Awful and fair she arose, most like in her coming to Here,
Queen before whom the Immortals arise, as she comes on Olympus,
Out of the chamber of gold, which her son Hephæstos has wrought her.
Such in her stature and eyes, and the broad white light of her forehead.
Stately she came from her place, and she spoke in the midst of the people.
   ‘Pure are my hands from blood: most pure this heart in my bosom.
Yet one fault I remember this day; one word have I spoken;
Rashly I spoke on the shore, and I dread lest the sea should have heard it.
Watching my child at her bath, as she plunged in the joy of her girlhood,
Fairer I called her in pride than Atergati, queen of the ocean.
Judge ye if this be my sin, for I know none other.’  She ended;
Wrapping her head in her mantle she stood, and the people were silent.
   Answered the dark-browed priests, ‘No word, once spoken, returneth,
Even if uttered unwitting.  Shall gods excuse our rashness?

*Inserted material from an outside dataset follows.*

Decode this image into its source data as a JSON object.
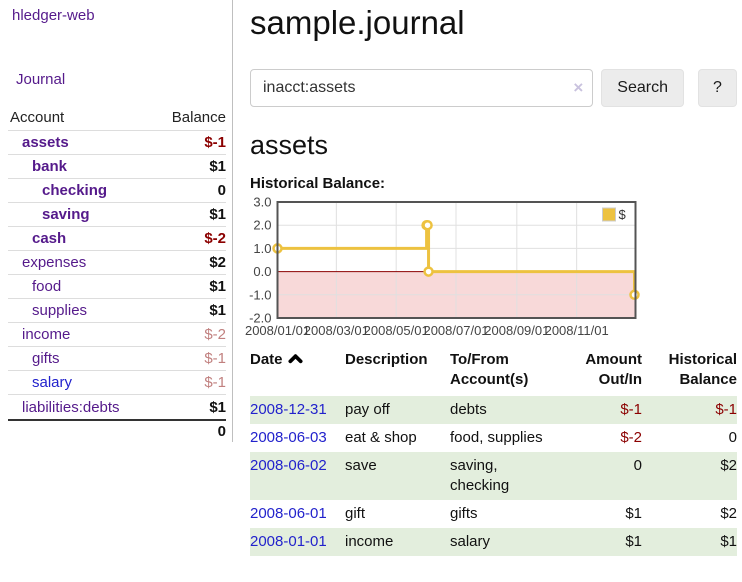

That which is done, that abides; and the wrath of the sea is against us;
Hers, and the wrath of her brother, the Sun-god, lord of the sheepfolds.
Fairer than her hast thou boasted thy daughter?  Ah folly! for hateful,
Hateful are they to the gods, whoso, impious, liken a mortal,
Fair though he be, to their glory; and hateful is that which is likened,
Grieving the eyes of their pride, and abominate, doomed to their anger.

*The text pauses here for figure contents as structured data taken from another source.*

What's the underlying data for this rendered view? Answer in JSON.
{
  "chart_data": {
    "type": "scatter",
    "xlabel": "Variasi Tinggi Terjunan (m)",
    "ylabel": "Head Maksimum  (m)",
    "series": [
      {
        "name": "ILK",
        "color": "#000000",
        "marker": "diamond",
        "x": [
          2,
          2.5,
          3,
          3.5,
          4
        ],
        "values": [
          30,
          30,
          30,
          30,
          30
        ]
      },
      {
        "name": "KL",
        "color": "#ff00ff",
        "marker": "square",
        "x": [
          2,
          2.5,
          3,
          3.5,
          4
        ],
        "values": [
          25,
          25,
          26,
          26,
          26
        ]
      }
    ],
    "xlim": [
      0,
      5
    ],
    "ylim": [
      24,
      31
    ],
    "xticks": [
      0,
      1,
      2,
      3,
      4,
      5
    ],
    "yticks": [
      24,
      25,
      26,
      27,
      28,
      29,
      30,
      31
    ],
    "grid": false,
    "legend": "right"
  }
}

What shall be likened to gods?  The unknown, who deep in the darkness
Ever abide, twyformed, many-handed, terrible, shapeless.
Woe to the queen; for the land is defiled, and the people accursed.
Take thou her therefore by night, thou ill-starred Cassiopœia,
Take her with us in the night, when the moon sinks low to the westward;
Bind her aloft for a victim, a prey for the gorge of the monster,
Far on the sea-girt rock, which is washed by the surges for ever;
So may the goddess accept her, and so may the land make atonement,
Purged by her blood from its sin: so obey thou the doom of the rulers.’
   Bitter in soul they went out, Cepheus and Cassiopœia,
Bitter in soul; and their hearts whirled round, as the leaves in the eddy.
Weak was the queen, and rebelled: but the king, like a shepherd of people,
Willed not the land should waste; so he yielded the life of his daughter.